Wednesday 25 November 2015

Black Friday takes place this year on 27th November and is now an entrenched shopping date in the British consumers’ calendar, overtaking Cyber Monday and Boxing Day in terms of sales. 

As it is one of the biggest dates in the shopping schedule on both sides of the Atlantic, the role of retail Marketers is to generate shopper interest and promote the massive discounting of products in a bid to entice shoppers to start Christmas shopping early. John Lewis’s Managing Director Andy Street, believes the event results in this being their “biggest week” of the year and that it will help the company to “win Christmas for the 7th year in a row”. Over the last couple of years, this event has proved extremely successful for retailers such as Amazon, John Lewis, Asda, Currys, Argos, Apple and Marks and Spencer, with an estimated £810 million being spent by shoppers in 2014, more than double the spend from the year before (Smith & Andrews, 2015). The consumption scape frenzy created by retail Marketers begins early as many retailers make their webpages live from midnight and open their doors at 6am, featuring ‘flash savings’ and ‘special deals’ throughout the day. The sales impact of Black Friday is substantial, so much that CityAM believe that 2015 could be the UK retailers’ first ever £1 billion day.  

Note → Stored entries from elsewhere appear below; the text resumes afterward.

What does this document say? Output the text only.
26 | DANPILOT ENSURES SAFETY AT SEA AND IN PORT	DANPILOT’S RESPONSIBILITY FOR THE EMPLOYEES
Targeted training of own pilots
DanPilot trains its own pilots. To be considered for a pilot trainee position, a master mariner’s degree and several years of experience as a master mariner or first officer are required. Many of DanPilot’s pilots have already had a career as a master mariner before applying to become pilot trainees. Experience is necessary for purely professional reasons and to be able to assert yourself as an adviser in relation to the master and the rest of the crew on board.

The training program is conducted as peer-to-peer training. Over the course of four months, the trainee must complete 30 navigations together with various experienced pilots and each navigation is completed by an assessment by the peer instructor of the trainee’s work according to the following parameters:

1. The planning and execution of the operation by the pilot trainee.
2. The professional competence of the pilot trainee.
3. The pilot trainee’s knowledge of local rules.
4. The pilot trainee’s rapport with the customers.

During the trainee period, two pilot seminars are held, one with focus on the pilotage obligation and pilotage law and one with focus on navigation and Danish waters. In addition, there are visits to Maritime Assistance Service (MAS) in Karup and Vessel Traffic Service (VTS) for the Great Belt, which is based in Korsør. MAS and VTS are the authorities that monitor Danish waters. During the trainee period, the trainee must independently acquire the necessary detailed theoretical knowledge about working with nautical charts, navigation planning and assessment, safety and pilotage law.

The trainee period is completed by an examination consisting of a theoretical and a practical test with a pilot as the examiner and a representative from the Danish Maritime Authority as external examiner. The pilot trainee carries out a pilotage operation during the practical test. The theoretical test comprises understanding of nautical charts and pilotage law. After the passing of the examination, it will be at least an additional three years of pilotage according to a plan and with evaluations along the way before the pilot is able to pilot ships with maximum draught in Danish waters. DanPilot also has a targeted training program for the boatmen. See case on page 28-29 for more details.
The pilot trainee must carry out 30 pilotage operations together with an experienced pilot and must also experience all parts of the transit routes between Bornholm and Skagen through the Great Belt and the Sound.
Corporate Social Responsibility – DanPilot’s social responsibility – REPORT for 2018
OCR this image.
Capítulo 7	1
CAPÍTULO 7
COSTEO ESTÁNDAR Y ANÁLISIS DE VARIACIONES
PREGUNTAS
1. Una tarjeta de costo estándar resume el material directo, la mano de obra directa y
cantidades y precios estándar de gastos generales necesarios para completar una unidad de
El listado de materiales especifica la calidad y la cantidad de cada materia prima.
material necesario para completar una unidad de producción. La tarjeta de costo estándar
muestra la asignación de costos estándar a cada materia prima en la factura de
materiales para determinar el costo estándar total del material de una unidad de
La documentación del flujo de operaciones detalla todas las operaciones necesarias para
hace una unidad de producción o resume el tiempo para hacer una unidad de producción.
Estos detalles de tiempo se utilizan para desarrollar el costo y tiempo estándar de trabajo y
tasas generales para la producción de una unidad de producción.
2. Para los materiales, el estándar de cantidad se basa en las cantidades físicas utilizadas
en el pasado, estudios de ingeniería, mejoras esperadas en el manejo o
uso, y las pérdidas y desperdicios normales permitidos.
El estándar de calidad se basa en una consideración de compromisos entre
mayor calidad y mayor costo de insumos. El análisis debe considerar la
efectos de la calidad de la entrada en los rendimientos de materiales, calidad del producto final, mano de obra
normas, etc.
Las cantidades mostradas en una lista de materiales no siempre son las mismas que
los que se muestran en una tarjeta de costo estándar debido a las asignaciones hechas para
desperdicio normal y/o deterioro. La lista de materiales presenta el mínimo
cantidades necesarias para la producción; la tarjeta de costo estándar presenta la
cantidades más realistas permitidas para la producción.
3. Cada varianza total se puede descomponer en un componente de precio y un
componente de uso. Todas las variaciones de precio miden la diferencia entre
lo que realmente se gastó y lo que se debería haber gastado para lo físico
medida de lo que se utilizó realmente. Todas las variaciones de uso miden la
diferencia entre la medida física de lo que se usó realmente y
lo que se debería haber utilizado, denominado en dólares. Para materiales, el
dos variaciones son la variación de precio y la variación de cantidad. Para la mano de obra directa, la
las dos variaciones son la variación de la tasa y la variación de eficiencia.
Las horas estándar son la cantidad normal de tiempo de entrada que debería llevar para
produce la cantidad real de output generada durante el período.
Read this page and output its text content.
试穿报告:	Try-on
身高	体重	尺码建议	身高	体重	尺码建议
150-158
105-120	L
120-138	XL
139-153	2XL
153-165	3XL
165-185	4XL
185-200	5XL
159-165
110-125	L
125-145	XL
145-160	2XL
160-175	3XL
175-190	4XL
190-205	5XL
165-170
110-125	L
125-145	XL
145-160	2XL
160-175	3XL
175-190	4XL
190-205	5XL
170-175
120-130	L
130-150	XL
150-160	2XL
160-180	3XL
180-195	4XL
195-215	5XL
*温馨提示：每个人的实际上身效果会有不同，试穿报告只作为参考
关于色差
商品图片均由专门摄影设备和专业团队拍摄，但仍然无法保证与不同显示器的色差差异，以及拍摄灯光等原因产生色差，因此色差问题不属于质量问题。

However, there is a dark side to this Marketing event, with websites crashing and more seriously, violence erupting between shoppers competing for discounted goods. The chaotic scenes inside stores have been captured on film, with many available on You Tube, examples include a women being dragged across an Asda shop floor while clinging to a TV. There are other examples of altercations between shoppers and also between shoppers and retail staff as tempers fray. Shockingly, these altercations have occurred on such a level that personal injury and even death has resulted, showing that shoppers are prepared to risk their personal safety, and that of others, in order to secure a bargain. A website known as Black Friday Death Count has catalogued 7 deaths and 98 injuries to date. Consequently, Greater Manchester police have called upon retailers to ensure they have adequate security in place to cope with the anticipated crowds in 2015.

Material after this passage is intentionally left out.